Bathrooms at art museums, what could be more romantic? Gabe says he’s finally realized that he doesn’t want to be with his first boyfriend anymore. We’re watching a video where the artist says he lets his assistants be creative, they can paint the sculptures however they want. But of course they don’t get any credit.

Gabe says he’s tried for so long to conform, but all that does is get him to the same place of failure. I guess I can’t really ask him for dating advice—too much trying to be the other person, getting pushed away for not being the other person, getting pushed. I just wish I wasn’t so lonely.

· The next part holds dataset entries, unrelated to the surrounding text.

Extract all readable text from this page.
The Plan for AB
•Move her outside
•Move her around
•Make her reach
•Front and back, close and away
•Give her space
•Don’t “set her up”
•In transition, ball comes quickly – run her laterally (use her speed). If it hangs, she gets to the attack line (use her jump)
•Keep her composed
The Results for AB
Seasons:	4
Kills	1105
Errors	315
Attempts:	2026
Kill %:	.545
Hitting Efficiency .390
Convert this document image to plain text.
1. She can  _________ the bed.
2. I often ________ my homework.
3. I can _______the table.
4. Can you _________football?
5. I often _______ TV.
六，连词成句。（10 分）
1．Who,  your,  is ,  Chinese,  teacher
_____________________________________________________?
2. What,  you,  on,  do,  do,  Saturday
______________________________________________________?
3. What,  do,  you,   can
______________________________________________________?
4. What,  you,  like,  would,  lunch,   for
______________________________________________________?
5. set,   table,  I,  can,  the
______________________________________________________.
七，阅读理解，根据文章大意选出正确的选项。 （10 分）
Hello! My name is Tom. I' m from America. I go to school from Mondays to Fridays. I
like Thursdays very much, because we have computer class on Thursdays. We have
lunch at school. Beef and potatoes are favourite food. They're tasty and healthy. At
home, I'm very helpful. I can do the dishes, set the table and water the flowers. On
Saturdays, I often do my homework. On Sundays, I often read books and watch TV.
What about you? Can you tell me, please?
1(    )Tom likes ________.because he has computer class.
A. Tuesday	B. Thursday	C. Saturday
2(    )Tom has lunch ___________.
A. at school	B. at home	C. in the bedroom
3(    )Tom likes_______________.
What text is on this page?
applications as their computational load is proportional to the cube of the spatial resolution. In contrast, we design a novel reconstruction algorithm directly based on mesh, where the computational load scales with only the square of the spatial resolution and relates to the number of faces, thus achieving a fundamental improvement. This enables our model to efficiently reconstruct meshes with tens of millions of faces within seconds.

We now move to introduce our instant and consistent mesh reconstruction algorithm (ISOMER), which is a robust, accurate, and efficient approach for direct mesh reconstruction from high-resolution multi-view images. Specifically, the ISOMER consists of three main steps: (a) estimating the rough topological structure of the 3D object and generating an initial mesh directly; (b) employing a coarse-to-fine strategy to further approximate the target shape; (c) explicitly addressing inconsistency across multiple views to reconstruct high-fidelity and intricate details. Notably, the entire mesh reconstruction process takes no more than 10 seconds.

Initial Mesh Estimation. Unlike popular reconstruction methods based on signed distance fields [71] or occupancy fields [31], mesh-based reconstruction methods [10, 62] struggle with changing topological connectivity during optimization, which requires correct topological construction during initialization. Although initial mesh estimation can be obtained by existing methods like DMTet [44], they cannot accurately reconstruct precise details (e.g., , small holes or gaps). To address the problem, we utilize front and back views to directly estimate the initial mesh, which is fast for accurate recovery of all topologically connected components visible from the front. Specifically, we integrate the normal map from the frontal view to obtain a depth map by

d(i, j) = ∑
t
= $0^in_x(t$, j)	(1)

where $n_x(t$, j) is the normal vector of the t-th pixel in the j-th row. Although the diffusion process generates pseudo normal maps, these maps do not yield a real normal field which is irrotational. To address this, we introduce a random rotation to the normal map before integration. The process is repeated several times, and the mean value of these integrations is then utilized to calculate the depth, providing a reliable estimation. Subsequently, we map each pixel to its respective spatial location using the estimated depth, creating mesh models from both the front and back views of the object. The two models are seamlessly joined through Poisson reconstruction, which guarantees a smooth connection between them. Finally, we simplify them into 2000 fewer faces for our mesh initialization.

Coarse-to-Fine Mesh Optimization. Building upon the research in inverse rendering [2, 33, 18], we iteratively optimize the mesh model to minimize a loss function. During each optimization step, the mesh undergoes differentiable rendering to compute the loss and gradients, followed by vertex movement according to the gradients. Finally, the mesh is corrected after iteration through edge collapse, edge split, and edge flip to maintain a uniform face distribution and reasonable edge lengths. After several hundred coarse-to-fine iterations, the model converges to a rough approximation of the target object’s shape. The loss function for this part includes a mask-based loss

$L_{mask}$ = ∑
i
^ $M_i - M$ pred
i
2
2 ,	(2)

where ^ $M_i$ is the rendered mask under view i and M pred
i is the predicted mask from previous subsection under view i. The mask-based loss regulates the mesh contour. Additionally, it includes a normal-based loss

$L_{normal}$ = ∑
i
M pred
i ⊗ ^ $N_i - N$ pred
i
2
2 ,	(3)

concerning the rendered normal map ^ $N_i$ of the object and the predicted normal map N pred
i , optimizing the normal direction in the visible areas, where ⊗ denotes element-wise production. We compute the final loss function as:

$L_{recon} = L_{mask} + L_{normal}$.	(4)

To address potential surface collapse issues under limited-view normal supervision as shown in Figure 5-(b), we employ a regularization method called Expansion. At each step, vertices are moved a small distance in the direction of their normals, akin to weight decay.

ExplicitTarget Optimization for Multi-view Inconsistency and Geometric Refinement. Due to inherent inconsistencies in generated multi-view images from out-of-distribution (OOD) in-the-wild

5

Then Andy and I are talking about the internet café, how Andy dragged me there to go online, but I wasn’t sure whether I wanted to be online. Andy says you were there because I wanted to look up gay skinheads on the internet, it was just something social, a social way to be antisocial—in the beginning it was more social than antisocial, because it was too expensive to be online for too long.

And the end? We’re living it now.

There are two times in my life when I felt like I had a home, and unfortunately they were both in San Francisco. There is memory, and then there is the memory of memory, and then there is the memory of something not-quite-memory, and this is maybe how dreams work. I miss all these faggots I once knew, who always thought that masculinity was the worst thing. I do mean the worst.

My mother calls to tell me about Spotlight, a movie about sexual abuse by Catholic priests—she says I think you recommended it to me. But I’ve never even heard of it. Of course, my father was a priest I mean psychiatrist who sexually abused me. One advantage psychiatrists have over priests: access to drugs to use on their children I mean patients. One disadvantage: lack of access to God. Anyway, when I tell my mother about her Freudian slip, she says I can see how you might think that. Which would be a great title for a movie about psychiatrists who sexually abuse their kids.

Sometimes it’s hard to write about the saddest thing in the world, I mean someone else’s saddest thing—you witness too much or all at once I mean so early, so soon in a relationship the breaking down the flooding the collapse the holding onto what will never work, but holding on anyway. I mean a relationship with someone else’s pain. His relationship with someone who will never work.

How do you tell him to get out of the relationship, when he already knows, but can’t. I mean how do you tell him if he’s already telling himself, again and again and you watch, you say it too, again and again, and again and again he’s back in the same relationship.

I would like to say that this is why I avoid these kinds of relationships, but actually I just can’t figure out how to start them, how to open up from the comfort of friendship into whatever that other thing is. The comfort of desire? The comfort of desire met. I worry that won’t happen for me here. I worry that if I move somewhere else there will just be another here.

Short story: Last night you gave me a candy cane. I took it because you were sad. Even though I don’t eat candy. Today I’m sad too.

Love story: I pick up the new Patti Smith book, read a few sentences, and drop it back onto the table. The woman next to me looks over. I hate her work, I say, it’s so overwrought. Me too, this woman says.
The problem with words is that they are only words. And then you forget them anyway. The problem with forgetting words is that then you use the wrong language. The problem with the wrong language is that then there are no words. If we were all stuck without words then there would be more language.
Who decided that language would be permanent? I’m searching for a way out, which is also a way in.
Gabe doesn’t want me to write about him, so is this sentence already a betrayal? But if I’m trying to create a world for myself with other people, how can I avoid writing about other people? I mean how can I write without writing about people I might love. I call my grandmother, who’s in the hospital, and she says: I still don’t know what it was I mean I guess it was my heart.